Pour de nombreux Arabes des marais, les guerres et l’extractivisme sont devenus au cours des dernières années un problème environnemental quotidien. La lutte contre la désertification, l’accumulation de déchets et la pollution de l’air autant que la poussière et la toxicité accompagnent de manière caractéristique l’écologie de guerre. Se fondant sur un travail ethnographique de terrain mené dans les régions marécageuses de la Mésopotamie, entre l’Iran et l’Irak, le projet explore les modes d’adaptation, les sensibilités, les imaginaires collectifs et la production de connaissance par rapport à la question des réparations à la suite des dégâts causés par la guerre et par les sanctions. Il étudie l’environnement et l’atmosphère — l’air, la poussière et la sécheresse — pour proposer une approche théorique des réparations écologiques. Car la question ne concerne pas que l’adaptation à un environnement, mais affronte un ensemble de problèmes liés à l’atmosphère qui mettent les injustices environnementales en lumière et souligne la façon dont les communautés impactées fabriquent leurs propres réponses collectives.
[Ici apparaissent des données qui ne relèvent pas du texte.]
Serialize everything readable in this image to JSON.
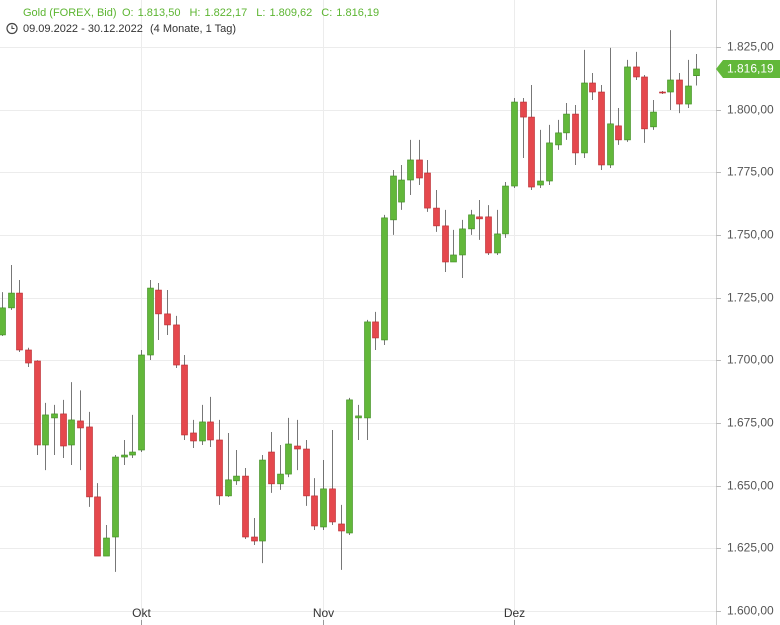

Je veux montrer la manière dont au cours des dernières décennies, les marais riches en pétrole sont devenus un laboratoire d’expériences écologiques répondant aux dévastations causées par la guerre et aux pressions exercées par les sanctions. Des ingénieurs, des scientifiques, des militants écologistes, des agriculteurs et des commerçants collaborent et rivalisent d’imagination pour combattre les tempêtes de poussière. La poussière devient ici le vecteur de nouveaux modes de vie ayant émergé au gré des conflits et des bouleversements climatiques. Rendant l’air visible en tant qu’élément dangereux, la poussière se mêle aux subjectivités respiratoires et aux politiques d’exploration.
DR. SANA CHAVOSHIAN
CURRICULUM VITAE
Sana Chavoshian est anthropologue de l’histoire et de l’environnement, en poste depuis 2021 au centre Leibniz pour l’Orient moderne à Berlin. Elle a auparavant travaillé cinq ans au Multiple Secularities Centre for Advanced Studies de l’université de Leipzig où elle a obtenu son PhD. Elle étudie la manière dont les populations se familiarisent avec des environnements devenus « impurs » à la suite de guerres ou de sanctions, s’y adaptent, les commémorent et les politisent. Elle a une grande expérience du travail ethnographique de terrain sur des lieux de guerre en Iran et en Irak. Elle s’intéresse à l’écologie de guerre, aux discours et pratiques de réparation, aux atmosphères, à l’anthropologie de l’islam et à la religion sous son aspect matériel. Son livre Women, Martyrs and Stones in Iran’s Post-War Politics (Edinburgh University Press), dont la publication est prévue pour 2025, explore la manière dont les mères et les épouses des martyrs de la guerre Iran-Irak honorent leur mémoire à travers des cercles pieux, des rêves, des cimetières et des pèlerinages sur les anciens champs de bataille. Elle est actuellement co-porte-parole de la région MENA (Moyen-Orient et Afrique du Nord) au sein de l’association allemande d’Anthropologie sociale et culturelle.